Eight RCTs involving 1274 patients were included in this meta-analysis. Compared with CT, CRT was not associated with significantly improved OS (HR = 0.91, 95% CI: 0.82, 1.01; P = .072) and PFS (RR = 3.62, 95% CI: 1.10, 11.95; P = .035). The pCR rate and R0 resection rate were significant higher in the CRT group than that in the CT group (RR = 3.62, 95% CI: 1.10, 11.95, P = .035; RR = 1.18, 95% CI: 1.09, 1.27, P < .001; respectively). EC patients who received CRT had a higher mortality rate (RR = 2.50, 95% CI: 1.14, 5.48; P = .022) than those treated with CT, and the incidence of grade 3 or 4 adverse events was similar between the 2 groups (RR = 0.91, 95% CI: 0.62, 1.32; P = .612).
On the basis of the current evidence, our results suggested that CRT seemed to have benefit in the radical resection, but no effect in the survival benefits. Further large-scale, well-conducted RCTs are needed to verify our findings.
放化疗(CRT)与化疗(CT)在食管癌(EC)治疗中的作用仍存在争议。因此,我们进行了这项荟萃分析,以比较CRT与CT治疗EC患者的疗效和安全性。

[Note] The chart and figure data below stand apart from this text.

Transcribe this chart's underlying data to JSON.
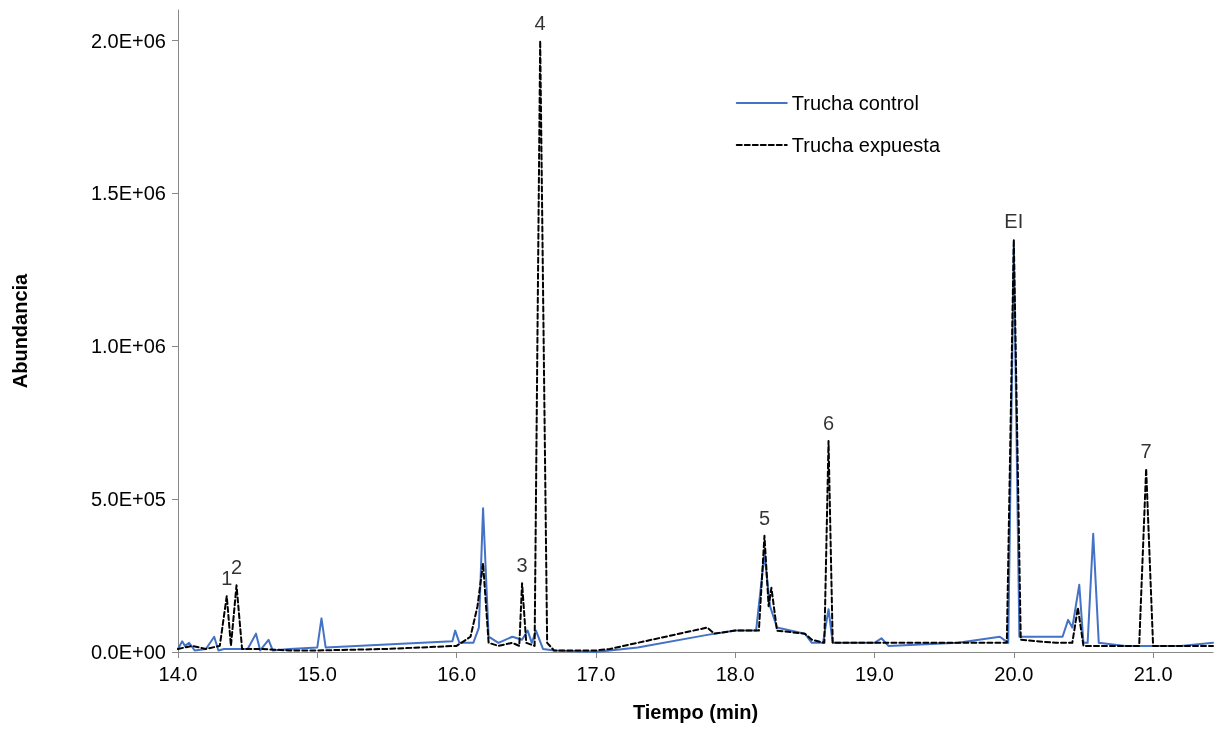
{
  "chart_data": {
    "type": "line",
    "xlabel": "Tiempo (min)",
    "ylabel": "Abundancia",
    "xlim": [
      14,
      21.43
    ],
    "xticks": [
      {
        "value": 14,
        "label": "14.0"
      },
      {
        "value": 15,
        "label": "15.0"
      },
      {
        "value": 16,
        "label": "16.0"
      },
      {
        "value": 17,
        "label": "17.0"
      },
      {
        "value": 18,
        "label": "18.0"
      },
      {
        "value": 19,
        "label": "19.0"
      },
      {
        "value": 20,
        "label": "20.0"
      },
      {
        "value": 21,
        "label": "21.0"
      }
    ],
    "ylim": [
      0,
      2100000
    ],
    "yticks": [
      {
        "value": 0,
        "label": "0.0E+00"
      },
      {
        "value": 500000,
        "label": "5.0E+05"
      },
      {
        "value": 1000000,
        "label": "1.0E+06"
      },
      {
        "value": 1500000,
        "label": "1.5E+06"
      },
      {
        "value": 2000000,
        "label": "2.0E+06"
      }
    ],
    "grid": false,
    "legend": "top right",
    "marker": "none",
    "series": [
      {
        "name": "Trucha control",
        "color": "#4472c4",
        "line_style": "solid",
        "x": [
          14.0,
          14.03,
          14.05,
          14.08,
          14.12,
          14.2,
          14.26,
          14.29,
          14.33,
          14.4,
          14.5,
          14.56,
          14.59,
          14.65,
          14.68,
          14.8,
          15.0,
          15.03,
          15.06,
          15.97,
          15.99,
          16.02,
          16.12,
          16.16,
          16.19,
          16.23,
          16.3,
          16.4,
          16.47,
          16.51,
          16.54,
          16.57,
          16.62,
          16.7,
          17.0,
          17.3,
          17.8,
          18.0,
          18.15,
          18.21,
          18.25,
          18.3,
          18.5,
          18.55,
          18.63,
          18.67,
          18.7,
          19.0,
          19.05,
          19.1,
          19.6,
          19.9,
          19.96,
          20.0,
          20.04,
          20.2,
          20.35,
          20.39,
          20.42,
          20.47,
          20.5,
          20.53,
          20.57,
          20.61,
          20.8,
          21.0,
          21.2,
          21.43
        ],
        "values": [
          10000,
          35000,
          20000,
          30000,
          5000,
          10000,
          50000,
          5000,
          10000,
          10000,
          10000,
          60000,
          5000,
          40000,
          5000,
          10000,
          15000,
          110000,
          15000,
          35000,
          70000,
          30000,
          30000,
          80000,
          470000,
          50000,
          30000,
          50000,
          40000,
          70000,
          30000,
          70000,
          10000,
          5000,
          0,
          15000,
          56000,
          70000,
          70000,
          320000,
          150000,
          80000,
          60000,
          30000,
          30000,
          140000,
          30000,
          30000,
          45000,
          20000,
          30000,
          50000,
          30000,
          1330000,
          50000,
          50000,
          50000,
          105000,
          80000,
          220000,
          30000,
          30000,
          387000,
          30000,
          20000,
          20000,
          20000,
          30000
        ]
      },
      {
        "name": "Trucha expuesta",
        "color": "#000000",
        "line_style": "dashed",
        "x": [
          14.0,
          14.1,
          14.2,
          14.3,
          14.35,
          14.38,
          14.42,
          14.46,
          14.6,
          14.8,
          15.0,
          15.5,
          16.0,
          16.1,
          16.15,
          16.19,
          16.23,
          16.3,
          16.4,
          16.45,
          16.47,
          16.5,
          16.56,
          16.6,
          16.65,
          16.7,
          17.0,
          17.1,
          17.5,
          17.8,
          17.85,
          18.0,
          18.17,
          18.21,
          18.24,
          18.26,
          18.3,
          18.5,
          18.55,
          18.64,
          18.67,
          18.7,
          19.0,
          19.5,
          19.95,
          20.0,
          20.05,
          20.3,
          20.42,
          20.46,
          20.5,
          20.9,
          20.95,
          21.0,
          21.2,
          21.43
        ],
        "values": [
          10000,
          20000,
          10000,
          20000,
          183000,
          20000,
          218000,
          10000,
          10000,
          5000,
          5000,
          10000,
          20000,
          50000,
          150000,
          290000,
          30000,
          20000,
          30000,
          20000,
          225000,
          30000,
          20000,
          2000000,
          30000,
          5000,
          5000,
          10000,
          50000,
          80000,
          60000,
          70000,
          70000,
          380000,
          150000,
          210000,
          70000,
          60000,
          40000,
          30000,
          690000,
          30000,
          30000,
          30000,
          30000,
          1350000,
          40000,
          30000,
          30000,
          145000,
          20000,
          20000,
          600000,
          20000,
          20000,
          20000
        ]
      }
    ],
    "annotations": [
      {
        "text": "1",
        "x": 14.35,
        "y": 183000
      },
      {
        "text": "2",
        "x": 14.42,
        "y": 218000
      },
      {
        "text": "3",
        "x": 16.47,
        "y": 225000
      },
      {
        "text": "4",
        "x": 16.6,
        "y": 2000000
      },
      {
        "text": "5",
        "x": 18.21,
        "y": 380000
      },
      {
        "text": "6",
        "x": 18.67,
        "y": 690000
      },
      {
        "text": "EI",
        "x": 20.0,
        "y": 1350000
      },
      {
        "text": "7",
        "x": 20.95,
        "y": 600000
      }
    ]
  }
}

系统检索了PubMed、Embase、Web of Science和Cochrane图书馆,查找比较CRT与CT的随机对照试验(RCT)。结局指标包括总生存期(OS)、无进展生存期(PFS)、病理完全缓解(pCR)、R0切除、复发率、死亡率和不良事件。合并估计值以风险比(HR)及95%置信区间(95%CI)和风险比(RR)及95%CI表示。
本荟萃分析纳入了8项涉及1274例患者的RCT。与CT相比,CRT与OS(HR = 0.91,95%CI:0.82,1.01;P = 0.072)和PFS(RR = 3.62,95%CI:1.10,11.95;P = 0.035)的显著改善无关。CRT组的pCR率和R0切除率显著高于CT组(RR = 3.62,95%CI:1.10,11.95,P = 0.035;RR = 1.18,95%CI:1.09,1.27,P < 0.001)。接受CRT的EC患者死亡率高于接受CT治疗的患者(RR = 2.50,95%CI:1.14,5.48;P = 0.022),两组3级或4级不良事件的发生率相似(RR = 0.91,95%CI:0.62,1.32;P = 0.612)。
基于目前的证据,我们的结果表明CRT似乎在根治性切除方面有益,但对生存获益无影响。需要进一步开展大规模、高质量的RCT来验证我们的发现。